The photos show a procession going east on what is now West King Street, kicking up dirt the entire way, and turning left on what is now College Street, according to Coffey. The photos show local students, women’s groups and local World War I veterans. If from 1919, the marching veterans would be less than a year removed from war following the Nov. 11, 1918 armistice that was signed to end the fighting.
“There were several counties involved,” Coffey said. “There were gentlemen riding horses and people walking.”
According to another Watauga Democrat letter by an unnamed visitor, the 1919 Boone Fourth of July parade also featured American Civil War veterans, 56 years after that conflict had ended. Watauga Democrat archives in successive years have notes of events to honor surviving Civil War veterans.
According to a letter in the July 10, 1919, edition of the Watauga Democrat, tables measuring 400 feet in length were lined up to feed the thousands who attended the parade.
The letter was written by H.W. Horton, who later constructed the building at 611 W. King St. that now bears his name as the Horton Hotel.
“Boone, the metropolis of northwestern North Carolina and the most famous because it is named for, and on the trail of the pioneer Daniel Boone, and also its altitude being the highest of any county seat east of the Rocky Mountains, has never in her history had such a crowd within her gates as assembled here today to honor the returned soldiers of the World War and other wars,” Horton wrote.
The parade was under the direction of Appalachian Training School (spelled “Appalaching” in the letter) Professor I.G. Greer, according to the letter, assisted by “three aides from each township.” The parade went from the courthouse at 10:30 a.m. and moved toward the Appalachian Training School.
The procession of patriotic floats, local businesses and various groups ended at the “picnic grounds,” which Coffey believes is where Belk Library and a parking deck currently are located, and listened to a patriotic speech from Alfred Lee “Major” Bulwinkle of Gastonia, a WWI veteran who later served in the U.S. House of Representatives for a combined 27 years.

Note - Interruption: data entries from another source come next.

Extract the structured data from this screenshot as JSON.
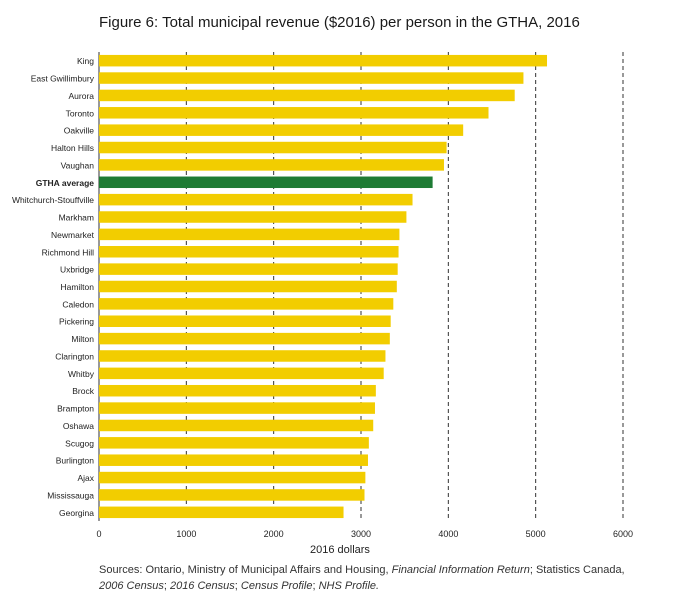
{
  "chart_data": {
    "type": "bar",
    "orientation": "horizontal",
    "title": "Figure 6: Total municipal revenue ($2016) per person in the GTHA, 2016",
    "xlabel": "2016 dollars",
    "ylabel": "",
    "xlim": [
      0,
      6000
    ],
    "xticks": [
      0,
      1000,
      2000,
      3000,
      4000,
      5000,
      6000
    ],
    "grid": "vertical dashed",
    "colors": {
      "bar": "#F2CD00",
      "highlight": "#1E7B34",
      "grid": "#333333"
    },
    "highlight_category": "GTHA average",
    "categories": [
      "King",
      "East Gwillimbury",
      "Aurora",
      "Toronto",
      "Oakville",
      "Halton Hills",
      "Vaughan",
      "GTHA average",
      "Whitchurch-Stouffville",
      "Markham",
      "Newmarket",
      "Richmond Hill",
      "Uxbridge",
      "Hamilton",
      "Caledon",
      "Pickering",
      "Milton",
      "Clarington",
      "Whitby",
      "Brock",
      "Brampton",
      "Oshawa",
      "Scugog",
      "Burlington",
      "Ajax",
      "Mississauga",
      "Georgina"
    ],
    "values": [
      5130,
      4860,
      4760,
      4460,
      4170,
      3980,
      3950,
      3820,
      3590,
      3520,
      3440,
      3430,
      3420,
      3410,
      3370,
      3340,
      3330,
      3280,
      3260,
      3170,
      3160,
      3140,
      3090,
      3080,
      3050,
      3040,
      2800
    ]
  },
  "source": {
    "prefix": "Sources: Ontario, Ministry of Municipal Affairs and Housing, ",
    "fir": "Financial Information Return",
    "mid": "; Statistics Canada, ",
    "census2006": "2006 Census",
    "sep1": "; ",
    "census2016": "2016 Census",
    "sep2": "; ",
    "profile": "Census Profile",
    "sep3": "; ",
    "nhs": "NHS Profile.",
    "end": ""
  }
}
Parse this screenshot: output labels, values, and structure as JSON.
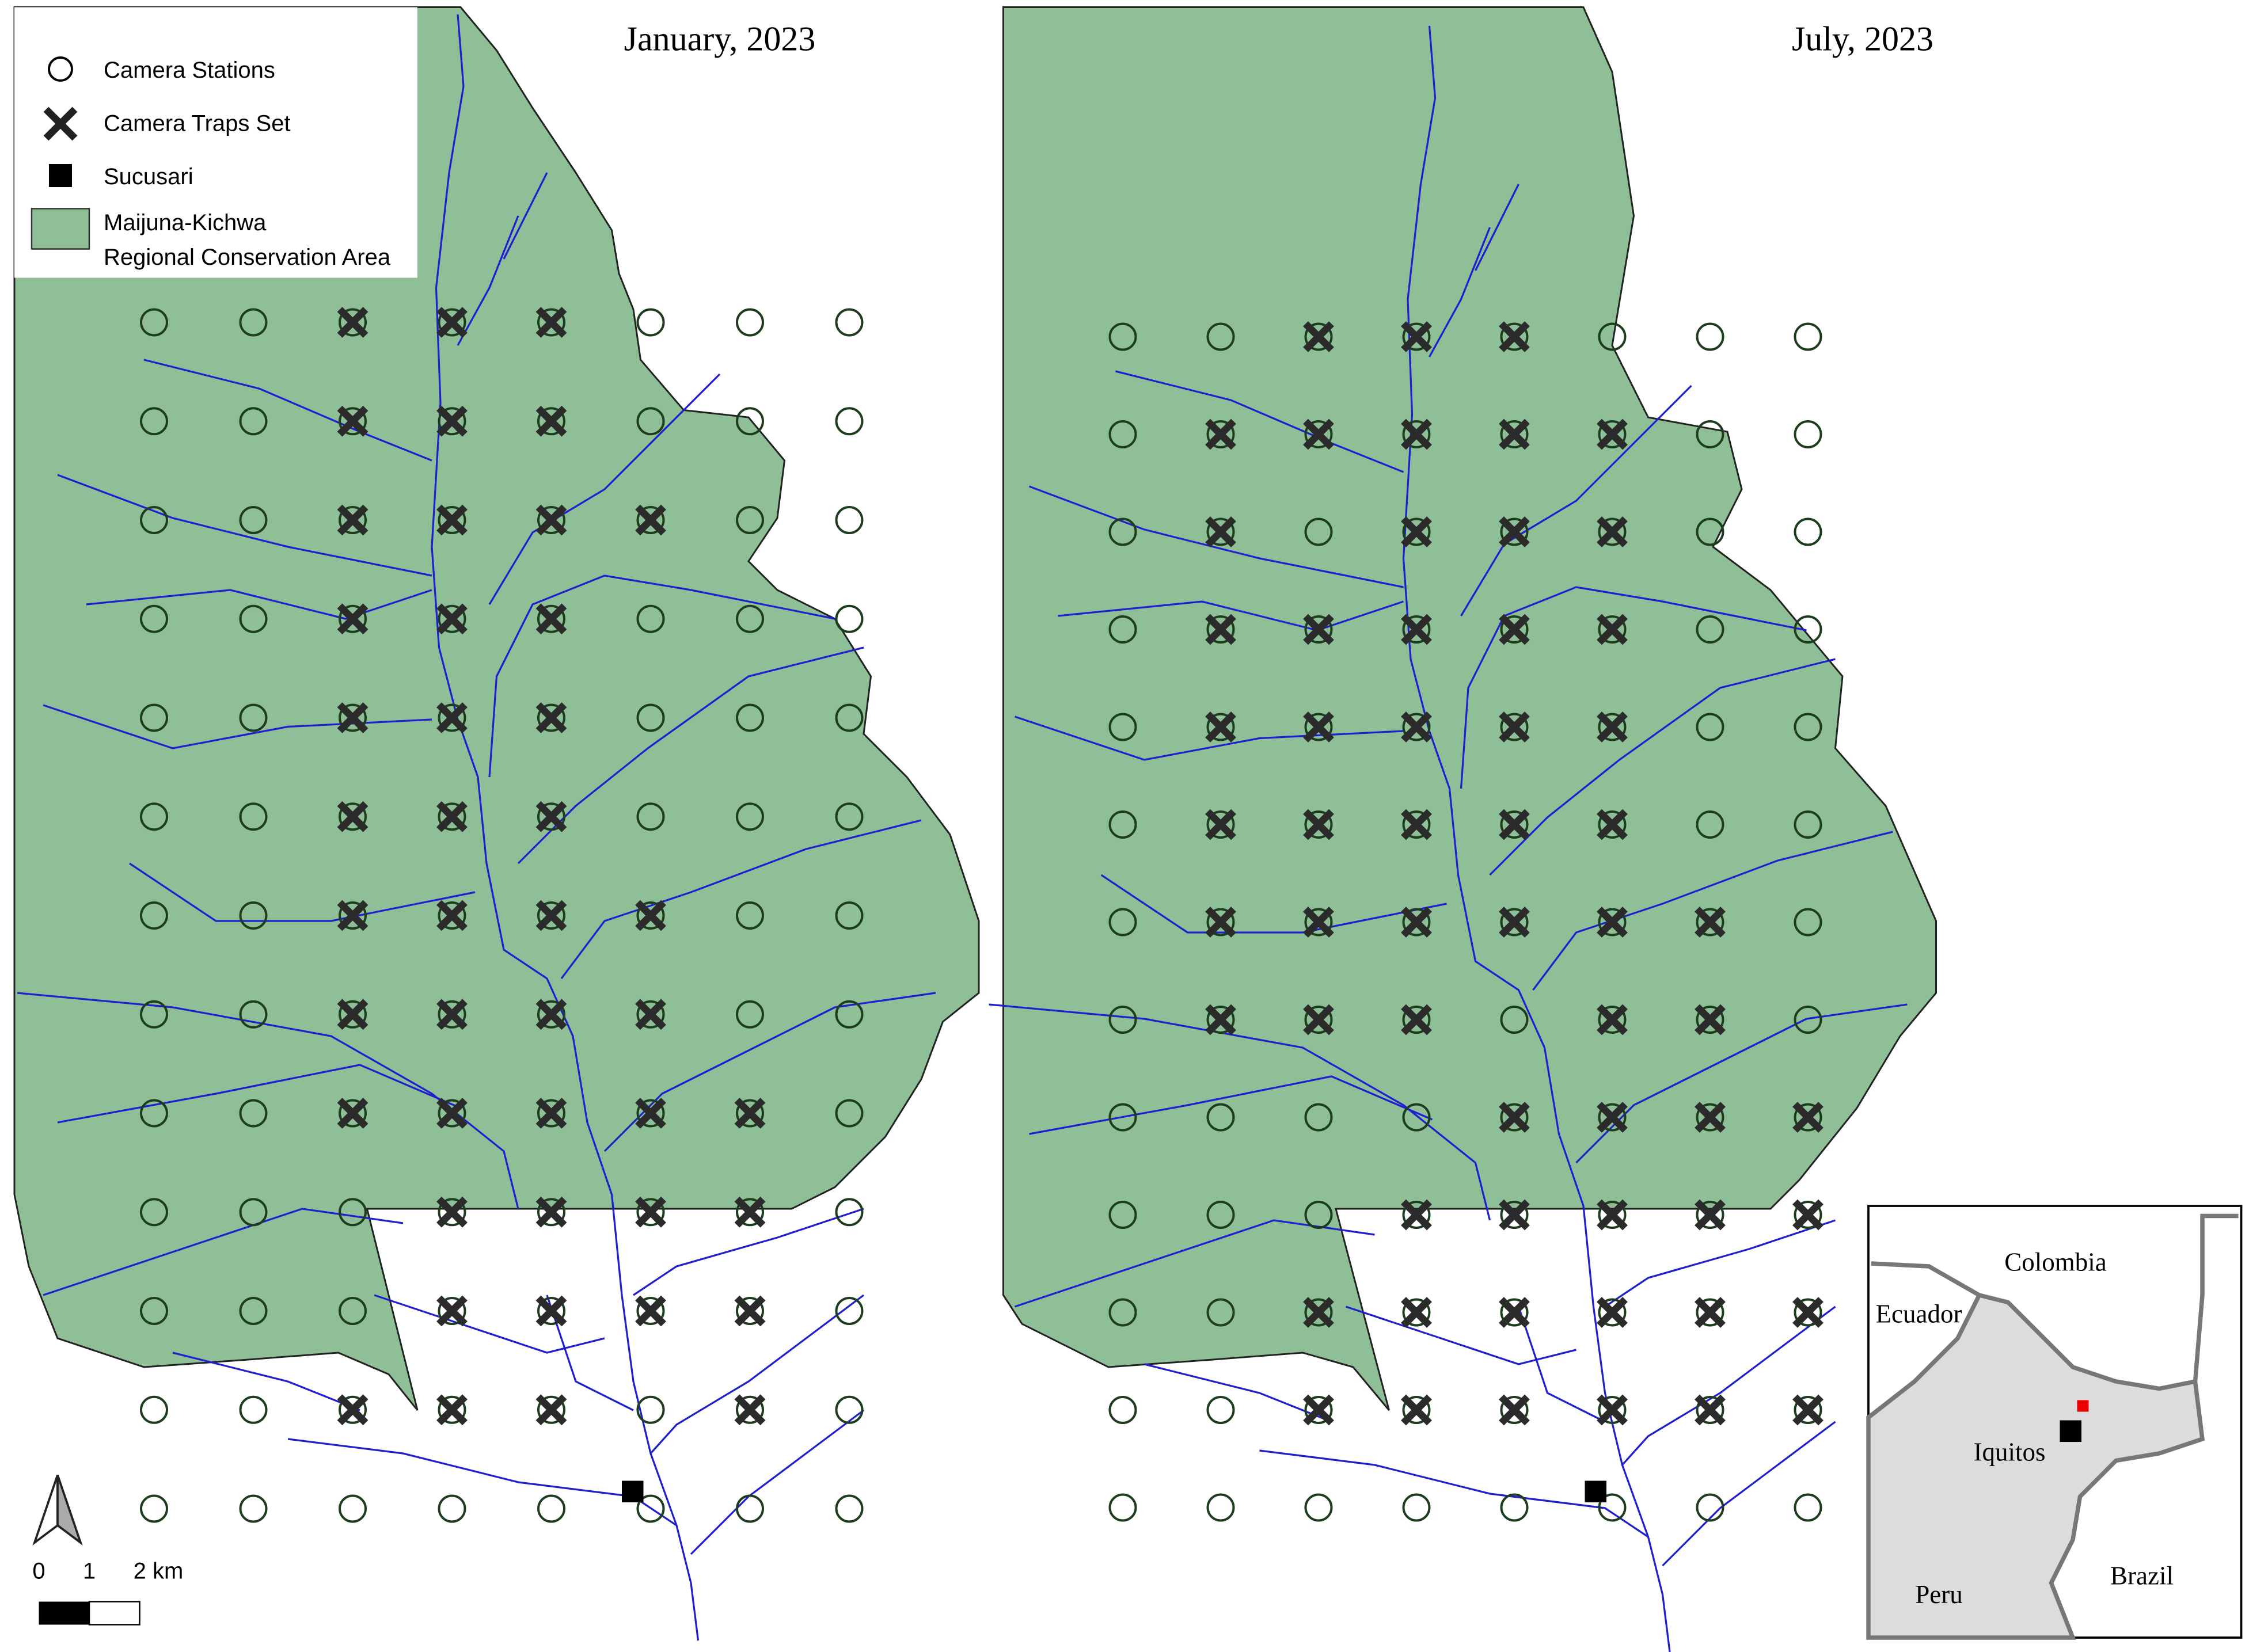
{
  "panels": [
    {
      "title": "January, 2023"
    },
    {
      "title": "July, 2023"
    }
  ],
  "legend": {
    "items": [
      "Camera Stations",
      "Camera Traps Set",
      "Sucusari"
    ],
    "area_label": [
      "Maijuna-Kichwa",
      "Regional Conservation Area"
    ]
  },
  "scale_bar": {
    "labels": [
      "0",
      "1",
      "2 km"
    ]
  },
  "inset": {
    "labels": [
      "Colombia",
      "Ecuador",
      "Iquitos",
      "Peru",
      "Brazil"
    ]
  }
}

The visitor described Bulwinkle’s speech as “touching every patriotic nerve.”
A dinner spread cooked by the housewives of the county was spread over a series of tables 400 feet long, according to the visitor’s letter, which fed 6,000 people with much food left over.
“There was no McDonalds or Burger King back then,” Coffey said.
H.L. Coffey and his wife Gladys Moretz Coffey later moved to Detriot and then moved to Watauga County in 1946.
Leroy Coffey’s uncle, H.C. Moretz, will be one of the World War II veterans acting as a grand marshal in the 2019 Boone Fourth of July parade. Moretz’s daugther Veronica Johnson has been organizing living WWII veterans to be in the parade.
The Boone Fourth of July parade has undergone many changes over the years. For a time, the Daniel Boone wagon train would act as the town’s Fourth of July parade, according to Boone Mayor Pro-Tem Loretta Clawson, then was restarted after the late former Boone Mayor Velma Burnley took office in 1989.